In Tokyo erwartet uns ebenfalls sonniges Wetter, aber es ist fast doppelt so warm: 21 Grad! Kein Wunder, dass wir aus den Nachrichten erfahren, dass hier Dank der seit Anfang März sehr warmen Temperaturen die Kirschblüte bereits vor zwei Tagen eingesetzt hat – ungewöhnlich früh, im Schnitt zehn Tage früher als gewöhnlich. Die volle Blüte wird für die nächste Woche erwartet. Ab jetzt also erst recht alles im Sakura-Modus, nachdem die Marketing-Maschinerie schon seit Wochen alles in Rosa und mit Blüten versieht.

Per Uber geht es von der Tokyo Station quer durch die Stadt nach Shinjuku. Die Menschen alle ohne dicke Jacken, mit Sonnenbrille, es ist richtig Frühling! Wir werfen nur kurz unser Gepäck im Hotel ab und spazieren die Straße runter. Es ist wirklich erstaunlich zu sehen, wie die Menschen bei den blühenden Kirschbäumen stehen bleiben, fotografieren, filmen und einfach unglaublich guter Laune sind. Was so ein paar Blüten ausmachen!

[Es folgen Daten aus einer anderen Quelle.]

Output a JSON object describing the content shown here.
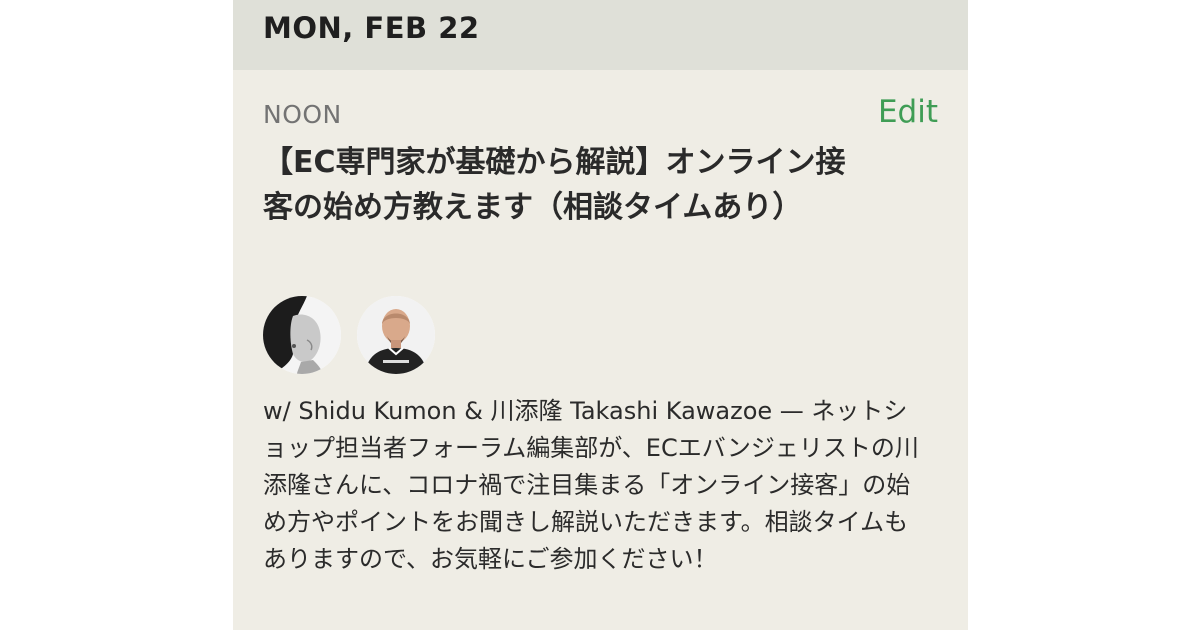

Wir schlendern weiter und schauen nochmal bei (Tokyu) Hands vorbei, diesem wunderbaren riesigen Laden, der offiziell als Baumarkt gelistet ist, aber einfach alles verkauft: vom Lachmuskeltrainer über DIY-Katzenbäume, Chemie-Baukästen, Massagepistolen, Gesichtsmasken bis hin zu Schreibwaren und Gepäck. Gutem Wechselkurs und Taxfree Shopping sei Dank kaufen wir noch einen weiteren Koffer der Hausmarke, mit deren Qualität wir bereits seit einigen Jahren sehr zufrieden sind. Heute haben wir auch Zeit und werden nicht ungeduldig, als das übliche Prozedere einsetzt: Man verkauft uns nicht die Ausstellungsstücke, sondern holt ein neues Exemplar im Lager, das dann komplett vorgeführt wird, mit Test aller Reißverschlüsse & Co. Und am Counter gibt’s als Dankeschön dann noch, passend zum Jahr des Hasen, ein Lucky Charm in Hasenform geschenkt.

Shopping macht hungrig und wir steuern zielstrebig Sushizanmai an, das etwas versteckt in einem oberen Stockwerk liegt. Wen die schrille Werbung nicht abschreckt, der bekommt hier wahnsinnig leckeres Sushi. Hier waren wir schon vor der Pandemie, hier wollen wir uns auch heute eine leckere Sushi-Mahlzeit gönnen. Es ist viel los, es gibt eine Warteliste, aber wir kommen schnell an die Reihe und sitzen bald schon am Tresen mit Blick auf die emsigen Sushi-Köche. Der Besuch lohnt sich auch dieses Mal und eine Stunde später steigen wir satt und glücklich in den Aufzug nach unten, den Rest des Tages und das schöne Wetter draußen genießen.